Question

$A+B\to A_3{B}_2$ (unbalanced) $A_3{B}_2+C\to A_3{B}_2{C}_2$ (unbalanced) Above two reactions are carried out by taking 3 moles each of A and B and by taking one mole of C. Then which option(s) is/are correct?

• A. 1 mole of $A_3{B}_2{C}_2$ is formed.
• B. $\frac{1}{2}$ mole of $A_3{B}_2{C}_2$ is formed.
• C. $\frac{1}{2}$ mole of $A_3{B}_2$ is formed.
• D. $\frac{1}{2}$ mole of $A_3{B}_2$ is left finally.

Answer 1

Answer: (B), (D)

The correct options are
B

$\frac{1}{2}$ mole of $A_3{B}_2{C}_2$ is formed.

D

$\frac{1}{2}$ mole of $A_3{B}_2$ is left finally.

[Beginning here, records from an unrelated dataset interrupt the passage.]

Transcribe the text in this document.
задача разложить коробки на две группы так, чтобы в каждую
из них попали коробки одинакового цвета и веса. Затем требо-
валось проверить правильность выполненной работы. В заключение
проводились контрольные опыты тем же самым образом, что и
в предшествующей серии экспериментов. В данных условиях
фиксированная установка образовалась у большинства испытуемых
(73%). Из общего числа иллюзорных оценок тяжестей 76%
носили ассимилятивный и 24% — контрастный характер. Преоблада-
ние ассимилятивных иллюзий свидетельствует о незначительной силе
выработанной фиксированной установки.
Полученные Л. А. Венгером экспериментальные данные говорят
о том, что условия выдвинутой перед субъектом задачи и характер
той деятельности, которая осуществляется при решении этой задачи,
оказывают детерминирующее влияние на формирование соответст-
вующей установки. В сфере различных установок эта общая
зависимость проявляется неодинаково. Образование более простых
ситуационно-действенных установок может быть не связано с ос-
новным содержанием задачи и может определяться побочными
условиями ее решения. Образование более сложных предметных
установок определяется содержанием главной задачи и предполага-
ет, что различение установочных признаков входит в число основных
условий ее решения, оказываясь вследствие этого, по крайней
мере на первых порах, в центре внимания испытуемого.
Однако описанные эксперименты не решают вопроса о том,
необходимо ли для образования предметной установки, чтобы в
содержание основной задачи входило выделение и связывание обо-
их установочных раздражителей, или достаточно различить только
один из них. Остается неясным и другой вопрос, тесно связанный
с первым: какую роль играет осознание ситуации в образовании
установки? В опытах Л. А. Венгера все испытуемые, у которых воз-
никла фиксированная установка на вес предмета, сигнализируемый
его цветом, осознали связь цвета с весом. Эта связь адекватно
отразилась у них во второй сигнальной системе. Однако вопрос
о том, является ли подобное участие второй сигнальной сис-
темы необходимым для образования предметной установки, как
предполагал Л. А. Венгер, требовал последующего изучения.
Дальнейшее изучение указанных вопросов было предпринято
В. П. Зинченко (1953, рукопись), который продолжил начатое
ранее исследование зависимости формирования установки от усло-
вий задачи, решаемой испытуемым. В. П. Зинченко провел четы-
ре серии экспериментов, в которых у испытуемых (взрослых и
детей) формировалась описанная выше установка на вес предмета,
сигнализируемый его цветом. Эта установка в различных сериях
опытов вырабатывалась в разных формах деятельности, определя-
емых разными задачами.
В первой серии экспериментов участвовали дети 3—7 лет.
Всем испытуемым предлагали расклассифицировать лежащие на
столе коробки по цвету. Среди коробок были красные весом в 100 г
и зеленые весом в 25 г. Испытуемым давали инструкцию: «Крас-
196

$\begin{array}{cccc}& 3A& +2B& \to A_3{B}_2\\ \text{A/c to}& \text{3 moles}& \text{2 moles}& \text{1 mole}\\ \text{stiochilometry}& & & \\ Given:& \text{3 moles}& \text{3 moles}& -\end{array}$

3 moles of A react with 2 moles of B to give 1 mole of $A_3{B}_2$. Hence 1 mole of B would be left unreacted.

$A_3{B}_2+2C\to A_3{B}_2{C}_2\begin{array}{cccc}1mole& 2mole& 1mole& \left(\text{A/c to stoichiometry}\right)\\ 1mole& 1mole& -& \left(\text{Given}\right)\\ \downarrow & & & \\ (\begin{array}{c}\text{from above}\\ \text{reaction}\end{array})& & & \end{array}$

2 moles of C reacts with 1 mole $A_3{B}_2$ to give 1 mole $A_3{B}_2{C}_2$. So, 1 mole of C will react with $\frac{1}{2}$ mole of $A_3{B}_2$ to give $\frac{1}{2}$ mole of $A_3{B}_2{C}_2$. So, $\frac{1}{2}$ mole of $A_3{B}_2$ is left.